Quinn threw his first interception in seven games on Notre Dame’s first possession, and the Irish trailed 3-0 late in the first quarter. But Notre Dame scored on its next five possessions and cruised to the victory.
Darius Walker ran for 162 yards and two scores for the Irish.
Weis said Notre Dame was ready to throw deep, but Army was ready. So he called the offense together for a chat.
“We are going to nickel and dime them because that’s what they have been dictating for you to do,” he told them.
The Black Knights have lost five straight heading into their season-finale against Navy on Dec. 2. Coach Bobby Ross said the Irish were too good.
“Notre Dame is a better team than we are. We all know that,” he said.
The victory ended a four-game losing streak for the green jerseys. The Irish lost 34-31 to top-ranked USC last October; 14-7 to Boston College in 2002; 35-28 to Georgia Tech in the 1999 Gator Bowl; and 41-24 to Colorado in the 1995 Fiesta Bowl.
“At least I got that stigma out of the way,” Weis said.
Weis said Thursday night his 13-year-old son, Charlie Jr., suggested wearing the green. Weis resisted at first, telling his son Notre Dame has an unwritten rule that the jerseys are saved for highly ranked opponents.
“He goes, ‘Dad you tell me how special this senior class is. It just doesn’t seem right that they don’t get an opportunity to be honored as seniors going out,” he said.
Weis agreed, so he asked his captains what they thought. Weis said Quinn hesitated.
“I called him a wimp and he said, ‘OK, I want to wear them,” Weis said.
Their last victory wearing green was 1985, when they came out in the first half wearing blue against USC and at halftime switched to green in a 37-3 victory.
Notre Dame’s most well-known green day was 1977 – Weis’ senior season as a student – when the 11th-ranked Irish beat No. 5 USC 49-19.
The only disappointment for the Irish was the interception thrown by Quinn ended a streak of 226 straight passes without an interception – the longest such streak in Division I-A this season. The record is 271 consecutive passes by Trent Dilfer at Fresno Sate in 1993.
Quinn was 22-of-30 for 218 yards. He threw a 16-yard TD pass to Jeff Samardzija, who had nine catches for 87 yards, and add scoring passes of 8 and 24 yards to Rhema McKnight. Walker ran for TDs of 10 and 7 yards.

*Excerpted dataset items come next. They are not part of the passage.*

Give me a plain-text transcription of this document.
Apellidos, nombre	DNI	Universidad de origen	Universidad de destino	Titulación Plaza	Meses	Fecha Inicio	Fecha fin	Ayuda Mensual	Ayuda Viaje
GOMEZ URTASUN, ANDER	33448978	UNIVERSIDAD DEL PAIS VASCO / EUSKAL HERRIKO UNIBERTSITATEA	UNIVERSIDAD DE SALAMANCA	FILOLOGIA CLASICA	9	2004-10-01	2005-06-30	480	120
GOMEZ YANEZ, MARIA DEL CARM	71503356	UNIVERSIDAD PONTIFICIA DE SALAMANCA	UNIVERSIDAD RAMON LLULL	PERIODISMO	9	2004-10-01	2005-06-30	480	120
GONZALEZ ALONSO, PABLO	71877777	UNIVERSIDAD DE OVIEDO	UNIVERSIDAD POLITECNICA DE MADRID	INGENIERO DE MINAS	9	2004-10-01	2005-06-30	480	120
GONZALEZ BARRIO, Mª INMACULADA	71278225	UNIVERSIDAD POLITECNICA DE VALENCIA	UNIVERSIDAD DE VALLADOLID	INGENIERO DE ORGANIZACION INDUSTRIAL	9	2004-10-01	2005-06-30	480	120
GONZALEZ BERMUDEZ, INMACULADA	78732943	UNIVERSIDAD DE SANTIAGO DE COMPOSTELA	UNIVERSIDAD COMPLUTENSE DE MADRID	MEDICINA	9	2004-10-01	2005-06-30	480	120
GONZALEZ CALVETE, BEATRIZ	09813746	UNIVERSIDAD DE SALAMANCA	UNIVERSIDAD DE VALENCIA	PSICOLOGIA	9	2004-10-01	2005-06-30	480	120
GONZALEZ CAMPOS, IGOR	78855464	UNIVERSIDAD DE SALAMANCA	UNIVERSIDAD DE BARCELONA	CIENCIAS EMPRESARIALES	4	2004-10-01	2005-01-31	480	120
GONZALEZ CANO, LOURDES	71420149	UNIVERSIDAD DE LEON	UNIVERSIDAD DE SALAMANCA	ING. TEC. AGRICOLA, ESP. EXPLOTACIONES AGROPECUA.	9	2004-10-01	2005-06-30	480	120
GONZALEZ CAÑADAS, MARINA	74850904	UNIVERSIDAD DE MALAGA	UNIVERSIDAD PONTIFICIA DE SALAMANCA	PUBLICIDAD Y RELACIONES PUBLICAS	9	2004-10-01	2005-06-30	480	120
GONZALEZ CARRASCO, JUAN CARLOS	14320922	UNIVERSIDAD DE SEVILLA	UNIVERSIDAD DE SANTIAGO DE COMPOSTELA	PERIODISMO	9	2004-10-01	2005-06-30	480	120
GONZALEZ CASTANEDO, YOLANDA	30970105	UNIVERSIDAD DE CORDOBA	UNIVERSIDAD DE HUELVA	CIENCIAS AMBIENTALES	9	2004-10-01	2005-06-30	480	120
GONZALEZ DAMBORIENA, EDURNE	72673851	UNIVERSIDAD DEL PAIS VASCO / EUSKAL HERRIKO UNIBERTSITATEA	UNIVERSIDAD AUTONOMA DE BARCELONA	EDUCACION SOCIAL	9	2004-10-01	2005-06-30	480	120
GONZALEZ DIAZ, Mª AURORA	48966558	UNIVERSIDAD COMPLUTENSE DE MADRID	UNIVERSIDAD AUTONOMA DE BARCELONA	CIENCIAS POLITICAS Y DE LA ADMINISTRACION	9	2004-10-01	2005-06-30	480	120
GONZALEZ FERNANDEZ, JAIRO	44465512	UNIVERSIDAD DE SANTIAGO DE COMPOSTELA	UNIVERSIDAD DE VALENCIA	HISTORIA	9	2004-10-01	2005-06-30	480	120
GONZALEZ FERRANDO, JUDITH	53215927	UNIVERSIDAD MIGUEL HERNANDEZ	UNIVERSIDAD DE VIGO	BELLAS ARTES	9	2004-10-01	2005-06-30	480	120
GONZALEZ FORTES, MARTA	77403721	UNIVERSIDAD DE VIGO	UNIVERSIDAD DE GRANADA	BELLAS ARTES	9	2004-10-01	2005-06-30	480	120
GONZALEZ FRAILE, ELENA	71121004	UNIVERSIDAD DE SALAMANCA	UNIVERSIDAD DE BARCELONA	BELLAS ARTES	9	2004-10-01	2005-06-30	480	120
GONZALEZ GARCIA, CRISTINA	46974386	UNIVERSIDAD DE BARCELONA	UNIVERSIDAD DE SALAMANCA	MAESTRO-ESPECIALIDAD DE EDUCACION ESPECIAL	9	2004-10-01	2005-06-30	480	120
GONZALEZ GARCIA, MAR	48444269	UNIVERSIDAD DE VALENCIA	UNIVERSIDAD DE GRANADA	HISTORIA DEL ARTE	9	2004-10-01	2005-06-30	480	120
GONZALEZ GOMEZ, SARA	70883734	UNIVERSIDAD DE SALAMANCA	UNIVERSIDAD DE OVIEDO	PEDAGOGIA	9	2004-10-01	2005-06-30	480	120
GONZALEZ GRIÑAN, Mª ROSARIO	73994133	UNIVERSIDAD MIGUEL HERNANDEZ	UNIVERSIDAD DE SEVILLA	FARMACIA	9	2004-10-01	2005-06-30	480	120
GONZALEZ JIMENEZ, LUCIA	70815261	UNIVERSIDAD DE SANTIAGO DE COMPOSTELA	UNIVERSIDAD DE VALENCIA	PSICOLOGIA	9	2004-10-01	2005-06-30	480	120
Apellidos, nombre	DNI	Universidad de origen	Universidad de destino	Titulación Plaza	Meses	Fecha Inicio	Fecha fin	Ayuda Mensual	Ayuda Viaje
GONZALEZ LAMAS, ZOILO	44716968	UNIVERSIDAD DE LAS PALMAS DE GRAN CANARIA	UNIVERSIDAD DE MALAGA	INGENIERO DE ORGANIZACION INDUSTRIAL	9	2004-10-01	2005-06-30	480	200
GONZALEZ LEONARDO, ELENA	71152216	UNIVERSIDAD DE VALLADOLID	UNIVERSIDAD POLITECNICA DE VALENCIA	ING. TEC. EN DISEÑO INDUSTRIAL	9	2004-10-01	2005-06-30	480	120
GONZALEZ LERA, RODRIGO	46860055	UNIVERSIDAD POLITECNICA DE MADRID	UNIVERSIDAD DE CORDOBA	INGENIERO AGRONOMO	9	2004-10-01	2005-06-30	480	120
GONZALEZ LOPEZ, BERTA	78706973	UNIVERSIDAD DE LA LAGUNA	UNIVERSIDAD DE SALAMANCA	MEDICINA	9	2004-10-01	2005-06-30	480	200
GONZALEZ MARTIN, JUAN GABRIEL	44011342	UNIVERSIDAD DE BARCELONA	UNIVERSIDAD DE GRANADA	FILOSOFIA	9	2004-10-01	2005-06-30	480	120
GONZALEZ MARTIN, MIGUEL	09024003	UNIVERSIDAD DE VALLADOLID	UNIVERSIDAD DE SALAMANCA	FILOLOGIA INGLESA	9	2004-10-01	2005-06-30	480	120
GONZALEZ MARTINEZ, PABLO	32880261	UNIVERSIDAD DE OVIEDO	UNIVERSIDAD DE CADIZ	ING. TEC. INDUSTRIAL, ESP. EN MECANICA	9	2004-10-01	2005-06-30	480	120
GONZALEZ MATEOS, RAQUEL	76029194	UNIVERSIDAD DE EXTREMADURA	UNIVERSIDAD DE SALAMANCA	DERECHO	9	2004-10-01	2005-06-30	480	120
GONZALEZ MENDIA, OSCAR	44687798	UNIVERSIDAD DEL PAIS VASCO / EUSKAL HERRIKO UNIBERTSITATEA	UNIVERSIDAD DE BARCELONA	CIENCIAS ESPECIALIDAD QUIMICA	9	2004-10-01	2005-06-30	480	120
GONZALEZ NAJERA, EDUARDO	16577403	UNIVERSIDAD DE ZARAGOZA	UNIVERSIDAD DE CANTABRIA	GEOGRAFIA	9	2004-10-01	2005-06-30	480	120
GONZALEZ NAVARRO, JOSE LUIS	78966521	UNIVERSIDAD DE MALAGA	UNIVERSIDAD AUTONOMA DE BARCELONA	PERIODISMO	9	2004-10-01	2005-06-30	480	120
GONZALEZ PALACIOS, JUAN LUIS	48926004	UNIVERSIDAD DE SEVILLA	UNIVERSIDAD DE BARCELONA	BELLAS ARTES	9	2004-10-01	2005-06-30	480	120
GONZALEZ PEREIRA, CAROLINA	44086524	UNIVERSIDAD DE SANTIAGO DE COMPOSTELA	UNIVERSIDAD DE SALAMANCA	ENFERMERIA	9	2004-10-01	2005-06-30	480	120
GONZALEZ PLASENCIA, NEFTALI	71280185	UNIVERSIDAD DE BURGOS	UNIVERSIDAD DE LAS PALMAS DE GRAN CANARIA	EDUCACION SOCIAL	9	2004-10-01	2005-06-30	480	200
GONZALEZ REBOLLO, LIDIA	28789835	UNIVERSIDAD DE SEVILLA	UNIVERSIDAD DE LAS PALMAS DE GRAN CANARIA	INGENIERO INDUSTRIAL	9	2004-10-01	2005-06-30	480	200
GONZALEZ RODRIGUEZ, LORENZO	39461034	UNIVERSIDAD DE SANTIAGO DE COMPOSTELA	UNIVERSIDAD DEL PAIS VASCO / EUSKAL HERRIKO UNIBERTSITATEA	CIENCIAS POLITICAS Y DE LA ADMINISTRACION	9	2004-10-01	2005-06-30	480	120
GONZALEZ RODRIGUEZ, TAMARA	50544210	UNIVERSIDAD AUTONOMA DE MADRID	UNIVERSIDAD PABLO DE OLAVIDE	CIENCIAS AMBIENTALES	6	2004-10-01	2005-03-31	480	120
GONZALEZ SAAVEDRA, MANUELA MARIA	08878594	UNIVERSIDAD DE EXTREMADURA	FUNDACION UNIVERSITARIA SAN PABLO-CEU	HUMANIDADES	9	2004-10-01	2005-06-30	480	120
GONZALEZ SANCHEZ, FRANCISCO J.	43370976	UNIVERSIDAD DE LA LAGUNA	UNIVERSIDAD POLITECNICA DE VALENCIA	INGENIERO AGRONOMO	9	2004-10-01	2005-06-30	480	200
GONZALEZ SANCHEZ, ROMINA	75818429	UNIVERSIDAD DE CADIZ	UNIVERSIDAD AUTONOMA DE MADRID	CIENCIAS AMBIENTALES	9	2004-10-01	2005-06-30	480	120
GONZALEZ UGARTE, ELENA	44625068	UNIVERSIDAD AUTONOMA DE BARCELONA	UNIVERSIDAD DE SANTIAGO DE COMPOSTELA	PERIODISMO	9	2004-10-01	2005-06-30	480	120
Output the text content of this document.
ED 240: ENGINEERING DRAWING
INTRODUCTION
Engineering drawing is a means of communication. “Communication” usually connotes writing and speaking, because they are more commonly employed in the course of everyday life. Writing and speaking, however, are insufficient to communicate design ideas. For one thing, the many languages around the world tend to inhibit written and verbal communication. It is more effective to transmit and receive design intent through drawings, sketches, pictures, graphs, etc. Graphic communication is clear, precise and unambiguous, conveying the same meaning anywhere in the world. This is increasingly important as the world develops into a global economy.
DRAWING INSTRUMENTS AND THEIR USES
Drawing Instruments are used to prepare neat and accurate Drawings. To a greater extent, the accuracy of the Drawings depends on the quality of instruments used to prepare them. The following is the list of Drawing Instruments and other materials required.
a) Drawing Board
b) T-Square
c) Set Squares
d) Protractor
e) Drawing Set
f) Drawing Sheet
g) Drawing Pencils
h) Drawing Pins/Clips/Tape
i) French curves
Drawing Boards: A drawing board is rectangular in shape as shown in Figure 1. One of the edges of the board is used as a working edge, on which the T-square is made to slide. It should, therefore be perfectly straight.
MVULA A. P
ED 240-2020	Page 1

He had another shot at a TD, but fumbled on the 1. David Grimes recovered in the end zone for the touchdown.
The 162 yards rushing gave Walker his second straight 1,000-yard rushing season, becoming just the fourth player in school history to accomplish the feat.
Asked what he thought about Quinn climbing up into the student section, Weis joked that Quinn has been watching too many Green Bay Packers games, where Quinn’s brother-in-law, linebacker A.J. Hawk, plays.
“I think he wanted to share that moment with the fans, especially the student body at the end,” Weis said. “He’s really a special person.”